Ben-Hur, la recensione
Impossibile riduzione al cinema coatto e di serie B di una trama nata per un'epica colossale di serie A, Ben-Hur versione Bekmambetov non ha senso
Bignami da due ore di un film che ne durava 4 (perché nonostante si tratti dell'adattamento del romanzo, il pensiero di tutti volerà inevitabilmente verso la più celebre incarnazione), questa versione moderna e molto coatta della storia di Giuda Ben-Hur non cambia troppo la trama ma ne sconvolge quello spirito di un romano di Gerusalemme, vissuto negli anni di Gesù Cristo, che fu tradito dall’amico fraterno, fatto schiavo, finito a remare su navi romane e poi diventato manovratore di quadrighe per un ultima grande gara a Roma, in cui riscattare se stesso e vendicare diverse morti nell’arena.
Il film che dovrebbe fare da testo originale, l’ispirazione da tradire o seguire, era un’epica paracristologica che strizzava l’occhio tanto alla mitologia biblica, tanto alle sottotrame omosessuali inserite dal non accreditato Gore Vidal.
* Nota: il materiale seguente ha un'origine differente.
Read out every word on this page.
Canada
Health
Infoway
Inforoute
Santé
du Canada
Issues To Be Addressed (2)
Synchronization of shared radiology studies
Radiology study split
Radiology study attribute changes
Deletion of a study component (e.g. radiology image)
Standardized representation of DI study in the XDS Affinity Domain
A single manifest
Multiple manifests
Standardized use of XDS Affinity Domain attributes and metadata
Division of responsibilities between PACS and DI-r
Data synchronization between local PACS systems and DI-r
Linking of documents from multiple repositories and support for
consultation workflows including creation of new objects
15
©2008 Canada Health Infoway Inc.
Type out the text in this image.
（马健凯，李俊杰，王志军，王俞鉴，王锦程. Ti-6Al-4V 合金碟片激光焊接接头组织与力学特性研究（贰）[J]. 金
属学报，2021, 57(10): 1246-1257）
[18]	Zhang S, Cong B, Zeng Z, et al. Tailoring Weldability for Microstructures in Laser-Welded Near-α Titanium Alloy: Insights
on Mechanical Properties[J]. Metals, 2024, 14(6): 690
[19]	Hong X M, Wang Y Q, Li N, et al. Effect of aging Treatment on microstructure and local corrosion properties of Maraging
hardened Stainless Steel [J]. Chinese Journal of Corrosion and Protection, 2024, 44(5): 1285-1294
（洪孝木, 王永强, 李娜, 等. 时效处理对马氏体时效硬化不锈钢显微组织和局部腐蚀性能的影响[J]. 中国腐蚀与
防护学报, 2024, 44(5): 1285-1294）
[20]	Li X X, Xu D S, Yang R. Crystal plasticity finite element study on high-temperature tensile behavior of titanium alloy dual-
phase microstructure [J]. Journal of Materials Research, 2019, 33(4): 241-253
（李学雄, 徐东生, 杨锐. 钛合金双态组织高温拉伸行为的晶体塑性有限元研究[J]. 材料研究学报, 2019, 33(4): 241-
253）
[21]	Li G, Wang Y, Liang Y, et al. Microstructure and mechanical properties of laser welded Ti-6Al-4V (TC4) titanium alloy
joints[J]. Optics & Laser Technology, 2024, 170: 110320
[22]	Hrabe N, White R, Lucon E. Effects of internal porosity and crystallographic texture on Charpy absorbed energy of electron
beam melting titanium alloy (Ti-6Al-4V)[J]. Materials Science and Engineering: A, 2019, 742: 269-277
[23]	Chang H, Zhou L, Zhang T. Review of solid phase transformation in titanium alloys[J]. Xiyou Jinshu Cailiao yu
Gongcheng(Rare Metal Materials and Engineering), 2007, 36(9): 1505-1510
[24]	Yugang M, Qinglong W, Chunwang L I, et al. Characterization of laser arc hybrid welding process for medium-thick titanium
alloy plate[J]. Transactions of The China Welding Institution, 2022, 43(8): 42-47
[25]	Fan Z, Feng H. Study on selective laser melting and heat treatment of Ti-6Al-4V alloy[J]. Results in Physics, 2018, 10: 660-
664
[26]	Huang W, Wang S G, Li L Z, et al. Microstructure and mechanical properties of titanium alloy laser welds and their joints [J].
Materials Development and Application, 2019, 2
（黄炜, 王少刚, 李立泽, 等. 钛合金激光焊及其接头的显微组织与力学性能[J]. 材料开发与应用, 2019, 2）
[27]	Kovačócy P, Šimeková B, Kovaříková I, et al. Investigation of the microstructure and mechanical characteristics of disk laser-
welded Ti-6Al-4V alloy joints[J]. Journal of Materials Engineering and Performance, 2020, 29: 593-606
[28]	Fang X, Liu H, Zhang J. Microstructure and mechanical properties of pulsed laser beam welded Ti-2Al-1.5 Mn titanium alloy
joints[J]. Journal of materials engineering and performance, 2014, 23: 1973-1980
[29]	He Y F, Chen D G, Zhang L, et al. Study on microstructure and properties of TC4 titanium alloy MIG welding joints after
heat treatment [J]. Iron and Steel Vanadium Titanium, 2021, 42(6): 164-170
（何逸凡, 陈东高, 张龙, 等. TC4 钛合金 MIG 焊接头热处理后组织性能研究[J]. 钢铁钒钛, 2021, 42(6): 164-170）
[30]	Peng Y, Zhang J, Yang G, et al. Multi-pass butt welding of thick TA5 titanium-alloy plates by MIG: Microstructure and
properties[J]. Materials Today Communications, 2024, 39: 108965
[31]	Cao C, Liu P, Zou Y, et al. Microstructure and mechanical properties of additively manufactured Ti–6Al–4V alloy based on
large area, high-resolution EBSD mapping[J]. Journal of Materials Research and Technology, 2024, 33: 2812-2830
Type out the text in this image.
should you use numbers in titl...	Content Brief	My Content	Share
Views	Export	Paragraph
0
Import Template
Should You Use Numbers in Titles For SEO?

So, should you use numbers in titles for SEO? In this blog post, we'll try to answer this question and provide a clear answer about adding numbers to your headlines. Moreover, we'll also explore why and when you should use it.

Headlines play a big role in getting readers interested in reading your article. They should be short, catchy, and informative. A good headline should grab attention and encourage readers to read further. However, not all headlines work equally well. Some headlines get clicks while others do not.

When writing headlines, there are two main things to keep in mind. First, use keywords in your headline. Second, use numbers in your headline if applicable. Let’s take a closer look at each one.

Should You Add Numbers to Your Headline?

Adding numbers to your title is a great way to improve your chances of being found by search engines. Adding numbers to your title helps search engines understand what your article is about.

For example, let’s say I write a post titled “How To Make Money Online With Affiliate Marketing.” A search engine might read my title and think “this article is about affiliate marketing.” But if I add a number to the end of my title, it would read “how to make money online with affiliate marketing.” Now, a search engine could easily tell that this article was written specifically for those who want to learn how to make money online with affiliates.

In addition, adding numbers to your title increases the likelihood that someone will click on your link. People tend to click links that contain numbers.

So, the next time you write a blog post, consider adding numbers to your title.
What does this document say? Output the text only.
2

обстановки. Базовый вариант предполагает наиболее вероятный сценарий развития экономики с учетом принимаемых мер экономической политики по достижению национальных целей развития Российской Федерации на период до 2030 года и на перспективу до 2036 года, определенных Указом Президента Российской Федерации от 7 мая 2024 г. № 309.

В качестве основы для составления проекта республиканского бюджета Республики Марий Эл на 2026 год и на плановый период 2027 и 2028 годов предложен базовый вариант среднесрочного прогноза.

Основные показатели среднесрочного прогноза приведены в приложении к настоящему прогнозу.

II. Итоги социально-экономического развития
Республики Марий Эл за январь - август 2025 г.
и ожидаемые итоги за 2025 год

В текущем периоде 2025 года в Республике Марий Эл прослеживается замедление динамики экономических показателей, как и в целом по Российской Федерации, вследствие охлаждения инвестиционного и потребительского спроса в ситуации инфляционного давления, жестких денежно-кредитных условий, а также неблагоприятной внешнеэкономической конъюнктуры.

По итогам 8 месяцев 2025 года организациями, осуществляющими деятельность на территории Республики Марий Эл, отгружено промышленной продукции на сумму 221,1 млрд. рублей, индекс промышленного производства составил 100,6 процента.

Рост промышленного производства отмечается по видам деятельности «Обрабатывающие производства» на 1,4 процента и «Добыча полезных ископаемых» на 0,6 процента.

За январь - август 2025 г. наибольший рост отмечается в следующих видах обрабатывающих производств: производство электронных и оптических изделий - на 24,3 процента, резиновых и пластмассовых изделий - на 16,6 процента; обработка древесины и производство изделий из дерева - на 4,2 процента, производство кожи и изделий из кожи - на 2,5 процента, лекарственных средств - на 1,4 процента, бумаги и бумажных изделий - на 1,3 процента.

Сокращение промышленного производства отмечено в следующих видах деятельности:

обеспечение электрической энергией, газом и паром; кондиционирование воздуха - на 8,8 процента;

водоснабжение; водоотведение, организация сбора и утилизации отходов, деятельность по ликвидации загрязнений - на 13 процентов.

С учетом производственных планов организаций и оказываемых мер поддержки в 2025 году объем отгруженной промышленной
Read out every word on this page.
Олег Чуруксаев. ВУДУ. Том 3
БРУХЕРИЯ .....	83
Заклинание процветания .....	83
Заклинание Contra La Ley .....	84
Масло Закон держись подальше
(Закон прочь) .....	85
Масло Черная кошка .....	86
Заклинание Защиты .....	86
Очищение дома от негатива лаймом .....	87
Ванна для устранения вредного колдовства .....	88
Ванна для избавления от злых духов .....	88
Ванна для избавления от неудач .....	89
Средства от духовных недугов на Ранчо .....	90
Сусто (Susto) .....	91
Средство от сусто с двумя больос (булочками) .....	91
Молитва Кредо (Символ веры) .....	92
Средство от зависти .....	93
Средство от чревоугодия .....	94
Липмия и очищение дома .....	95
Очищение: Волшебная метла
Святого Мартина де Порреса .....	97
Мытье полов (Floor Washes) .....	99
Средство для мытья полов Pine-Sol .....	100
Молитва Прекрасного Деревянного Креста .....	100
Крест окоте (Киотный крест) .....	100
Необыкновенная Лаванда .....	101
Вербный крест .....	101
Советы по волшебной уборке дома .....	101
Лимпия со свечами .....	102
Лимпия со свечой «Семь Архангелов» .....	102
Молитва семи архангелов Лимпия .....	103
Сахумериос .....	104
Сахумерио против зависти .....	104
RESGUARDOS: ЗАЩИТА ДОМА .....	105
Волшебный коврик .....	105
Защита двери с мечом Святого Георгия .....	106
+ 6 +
Un trionfo di nuances diretto da William Wyler, la cui sofisticazione non è stata presa nemmeno in considerazione al momento di pensare questo remake.
Ben-Hur versione Bekmambetov è la storia di una serie di scene d’azione che non risultano quasi mai in vere morti traumatiche, perché una scena epica in più, un ralenti d’amore fraterno è più importante. Ambisce al massimo come l’originale ma non è capace di costruire delle fondamenta di personaggi, ambientazione e solidità narrativa capace di sostenerla.
C’era da aspettarsi da Bekmambetov uno stile di messa in scena moderno in questa storia molto tradizionale, e non ha tradito le aspettative. L’assalto alla nave e il naufragio comprende alcune scene viste dal punto di vista del protagonista come accade nei videogiochi di guerra moderni (Battlefield, Call Of Duty...), la corsa finale sulle quadrighe comprende momenti senza nessun senso come Ben-Hur che guida senza una ruota, in equilibrio sull’unica che gli rimane come un circense.
Quisquilie di cui ridere. Ciò che invece infastidisce realmente è il tono generale del film, scaturito dalla maniera in cui ogni scena è risolta. In una parola è lo spirito che anima questo film, la riduzione al minimo comun denominatore di ogni interazione e l’annullamento di qualsiasi personalità in fase di scrittura, la ferma volontà di ricalcare dialoghi, risposte e reazioni sullo stereotipo dell’eroe cinematografico come lo intende il cinema di serie B, ma in un film che si propone (per blasone e ambizioni) di serie A. Insomma ciò che va bene per gli scalcinati ma vitali film di I Guardiani della Notte o anche per Il Cacciatore di Vampiri, decisamente stride quando la scena è ambientata nella Galilea e l’interlocutore è Gesù Cristo. Non è una questione di rispetto ma di genere cui questa trama appartiene, e che richiede un tono appropriato, perché mescolare registri, generi e toni, fare i drammi con ironia, i film di guerra come horror e via dicendo è impresa che richiede tutt’altra abilità. Tutt’altra.